GreenBkk.com Tech | Demand Media shares soar 40% in IPO

Demand Media shares soar 40% in IPO

By Julianne Pepitone, staff reporter

NEW YORK (CNNMoney) -- Shares of online content creator Demand Media rose 40% in the first minutes of trading Wednesday as the company made its public debut, raising $66.5 million in an IPO that valued the company at more than $1 billion.

The offering included 8.9 million shares, with Demand selling 4.5 million shares at $17 per share. Existing shareholders sold another 4.4 million shares -- a last-minute boost over the 3 million shares they intended to sell. Demand Media also raised the offering price beyond the anticipated $14 to $16 range.

Demand said it expects to raise around $67 million from the sale, after deducting its expenses for the IPO. The company plans to use the proceeds for content investments, working capital and international expansion.

The company trades under the New York Stock Exchange under the ticker symbol DMD (DMD). Shares were at $23.35 about 10 minutes into trading, after touching a high of $25.

Demand hires a stable of freelancers -- 13,000 are currently active -- to create content at rock-bottom rates, typically $15 for an article of several hundred words or $30 for a video.

Demand then sells ads around the content. Most of the articles appear on network of sites Demand owns, including eHow. Some traditional media companies, such as USAToday.com and the San Francisco Chronicle, also have licensed the content.

The articles are meant to appear high in search engine results -- but Google (GOOG, Fortune 500) has publicly said it's changing its algorithm to improve search results.

"We hear the feedback from the Web loud and clear: people are asking for even stronger action on content farms and sites that consist primarily of spammy or low-quality content," the company said in a blog post last week.

About half of the company's revenue comes from its Internet registry business, where it manages 10 million domain names.

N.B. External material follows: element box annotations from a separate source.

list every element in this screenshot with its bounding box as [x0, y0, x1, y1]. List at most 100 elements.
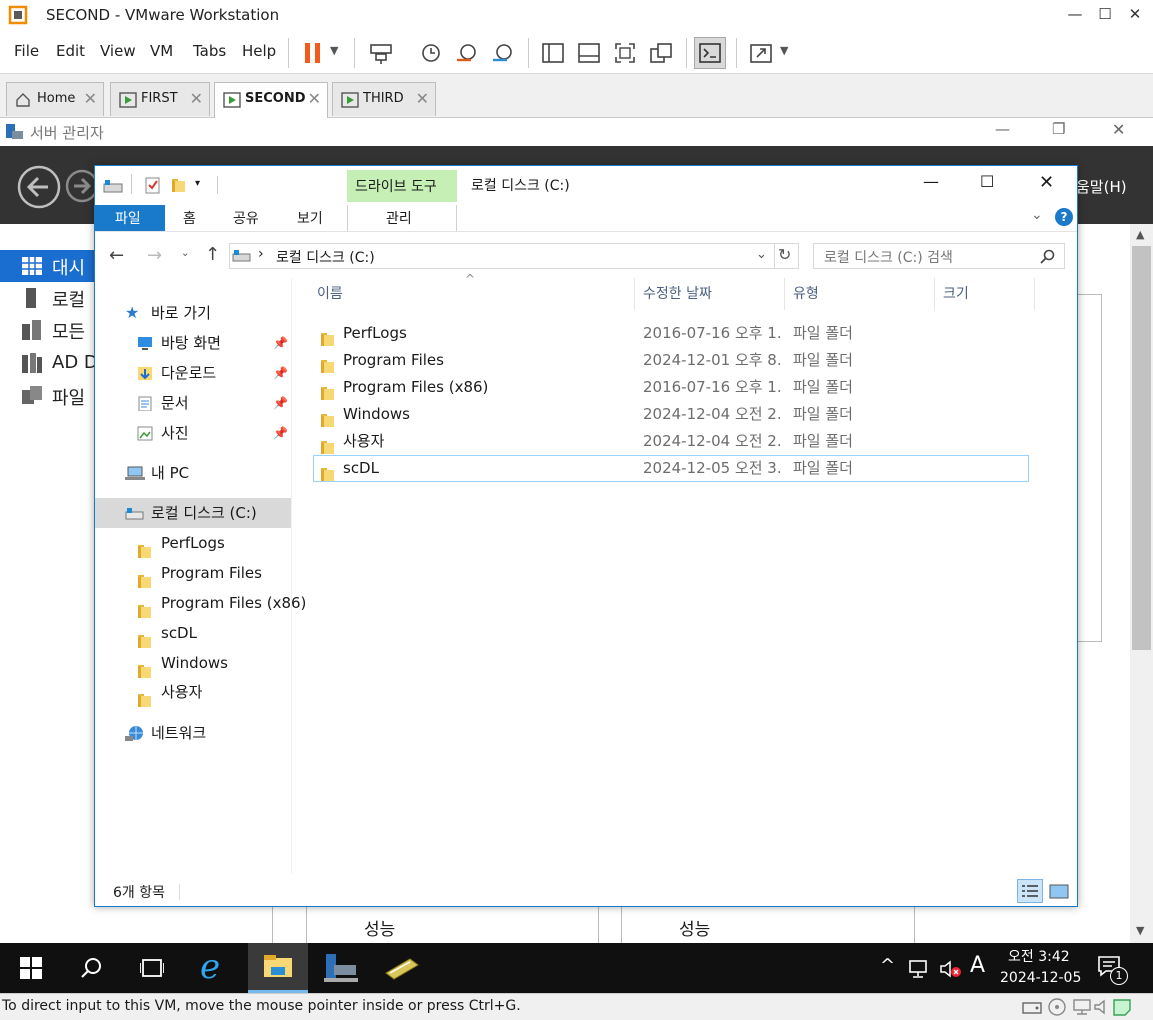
nav-documents[interactable]: 문서 📌: [95, 388, 291, 418]
minimize-button[interactable]: —: [1060, 0, 1090, 30]
quick-access-dropdown-icon[interactable]: ▾: [195, 178, 200, 189]
file-row-selected[interactable]: scDL 2024-12-05 오전 3... 파일 폴더: [313, 455, 1029, 482]
file-row[interactable]: 사용자 2024-12-04 오전 2... 파일 폴더: [313, 428, 1029, 455]
hidden-icons-chevron-icon[interactable]: ^: [880, 955, 895, 976]
stretch-guest-icon[interactable]: [748, 40, 774, 66]
pin-icon[interactable]: 📌: [273, 358, 288, 388]
task-view-icon[interactable]: [140, 957, 164, 979]
tab-third[interactable]: THIRD ✕: [332, 82, 436, 116]
tab-close-icon[interactable]: ✕: [308, 83, 321, 115]
sidebar-item-ad[interactable]: AD D: [52, 352, 98, 373]
stretch-dropdown-icon[interactable]: ▼: [780, 44, 788, 57]
send-ctrl-alt-del-icon[interactable]: [368, 40, 394, 66]
search-box[interactable]: 로컬 디스크 (C:) 검색: [813, 243, 1065, 269]
file-row[interactable]: Program Files 2024-12-01 오후 8... 파일 폴더: [313, 347, 1029, 374]
help-menu[interactable]: 움말(H): [1076, 176, 1127, 197]
nav-program-files[interactable]: Program Files: [95, 558, 291, 588]
menu-help[interactable]: Help: [242, 42, 276, 60]
new-folder-icon[interactable]: [171, 178, 185, 192]
column-header-name[interactable]: 이름: [309, 278, 635, 310]
breadcrumb-chevron-icon[interactable]: ›: [258, 246, 264, 262]
ime-indicator[interactable]: A: [970, 953, 985, 978]
address-text[interactable]: 로컬 디스크 (C:): [276, 247, 375, 267]
address-dropdown-icon[interactable]: ⌄: [756, 247, 767, 262]
taskbar-file-explorer[interactable]: [248, 943, 308, 993]
nav-local-disk[interactable]: 로컬 디스크 (C:): [95, 498, 291, 528]
nav-scdl[interactable]: scDL: [95, 618, 291, 648]
search-icon[interactable]: [80, 956, 104, 980]
tab-close-icon[interactable]: ✕: [84, 83, 97, 115]
console-view-button[interactable]: [694, 37, 726, 69]
nav-users[interactable]: 사용자: [95, 677, 291, 707]
column-header-date[interactable]: 수정한 날짜: [635, 278, 785, 310]
sidebar-item-all[interactable]: 모든: [52, 318, 85, 344]
up-icon[interactable]: ↑: [205, 244, 220, 265]
column-header-type[interactable]: 유형: [785, 278, 935, 310]
close-button[interactable]: ✕: [1120, 0, 1150, 30]
windows-start-icon[interactable]: [20, 957, 42, 979]
scroll-thumb[interactable]: [1132, 246, 1151, 650]
clock-time[interactable]: 오전 3:42: [1008, 946, 1070, 966]
scroll-up-icon[interactable]: ▲: [1136, 228, 1144, 241]
explorer-close-button[interactable]: ✕: [1039, 172, 1054, 193]
server-manager-icon[interactable]: [324, 953, 358, 983]
search-icon[interactable]: [1040, 249, 1056, 265]
recent-locations-icon[interactable]: ⌄: [181, 248, 189, 259]
vmware-tools-icon[interactable]: [384, 955, 420, 981]
tab-home[interactable]: Home ✕: [6, 82, 104, 116]
unity-icon[interactable]: [648, 40, 674, 66]
nav-pictures[interactable]: 사진 📌: [95, 418, 291, 448]
tab-home[interactable]: 홈: [183, 208, 196, 228]
details-view-button[interactable]: [1017, 879, 1043, 903]
sidebar-item-files[interactable]: 파일: [52, 384, 85, 410]
sm-restore-button[interactable]: ❐: [1052, 120, 1065, 138]
address-bar[interactable]: › 로컬 디스크 (C:) ⌄: [229, 243, 775, 269]
tab-second[interactable]: SECOND ✕: [214, 82, 328, 118]
nav-perflogs[interactable]: PerfLogs: [95, 528, 291, 558]
tab-file[interactable]: 파일: [95, 205, 165, 231]
large-icons-view-icon[interactable]: [1049, 884, 1069, 900]
nav-desktop[interactable]: 바탕 화면 📌: [95, 328, 291, 358]
fullscreen-icon[interactable]: [612, 40, 638, 66]
snapshot-icon[interactable]: [418, 40, 444, 66]
menu-edit[interactable]: Edit: [56, 42, 85, 60]
message-log-icon[interactable]: [1112, 998, 1132, 1016]
tab-close-icon[interactable]: ✕: [190, 83, 203, 115]
tab-first[interactable]: FIRST ✕: [110, 82, 210, 116]
nav-network[interactable]: 네트워크: [95, 718, 291, 748]
forward-icon[interactable]: →: [147, 245, 162, 266]
cd-dvd-status-icon[interactable]: [1048, 998, 1066, 1016]
snapshot-manager-icon[interactable]: [490, 40, 516, 66]
nav-program-files-x86[interactable]: Program Files (x86): [95, 588, 306, 618]
tab-close-icon[interactable]: ✕: [416, 83, 429, 115]
menu-tabs[interactable]: Tabs: [193, 42, 226, 60]
thumbnail-view-icon[interactable]: [576, 40, 602, 66]
nav-this-pc[interactable]: 내 PC: [95, 458, 291, 488]
nav-windows[interactable]: Windows: [95, 648, 291, 678]
nav-downloads[interactable]: 다운로드 📌: [95, 358, 291, 388]
menu-vm[interactable]: VM: [150, 42, 173, 60]
pin-icon[interactable]: 📌: [273, 388, 288, 418]
back-icon[interactable]: ←: [109, 245, 124, 266]
nav-quick-access[interactable]: ★ 바로 가기: [95, 298, 291, 328]
menu-view[interactable]: View: [100, 42, 136, 60]
sm-close-button[interactable]: ✕: [1112, 120, 1125, 139]
pause-icon[interactable]: [300, 40, 326, 66]
volume-muted-icon[interactable]: [940, 959, 964, 979]
sm-minimize-button[interactable]: —: [995, 120, 1010, 138]
menu-file[interactable]: File: [14, 42, 39, 60]
file-row[interactable]: Windows 2024-12-04 오전 2... 파일 폴더: [313, 401, 1029, 428]
file-row[interactable]: PerfLogs 2016-07-16 오후 1... 파일 폴더: [313, 320, 1029, 347]
column-header-size[interactable]: 크기: [935, 278, 1035, 310]
refresh-button[interactable]: ↻: [775, 243, 799, 269]
tab-view[interactable]: 보기: [297, 208, 323, 228]
explorer-minimize-button[interactable]: —: [923, 172, 939, 191]
tab-manage[interactable]: 관리: [347, 205, 457, 231]
maximize-button[interactable]: ☐: [1090, 0, 1120, 30]
clock-date[interactable]: 2024-12-05: [1000, 970, 1081, 986]
sm-scrollbar[interactable]: ▲ ▼: [1130, 224, 1153, 944]
pin-icon[interactable]: 📌: [273, 328, 288, 358]
explorer-maximize-button[interactable]: ☐: [980, 172, 994, 191]
revert-snapshot-icon[interactable]: [454, 40, 480, 66]
file-row[interactable]: Program Files (x86) 2016-07-16 오후 1... 파…: [313, 374, 1029, 401]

Demand has also experimented with online publishing and social media tools.

Tech IPO market finally starts to thaw

For years executives at Demand had said publicly that the company is profitable. But in its IPO filing in August, Demand disclosed that it was more than $6 million in the red for 2010 so far. It posted a net loss of $22 million in 2009 and millions more the previous two years.

The company has also faced criticism of its unorthodox accounting methods. Demand doesn't expense the cost of paying its writers upfront, as content companies typically do. Instead, it spreads those costs over five years, which boosts its bottom line.

Demand's rationale is that the writers' content will generate revenue for the company revenue for multiple years, so it shouldn't have to recognize the costs upfront. It estimates the "average useful life" -- meaning the amount of time it will make money -- of its content to be 5.4 years.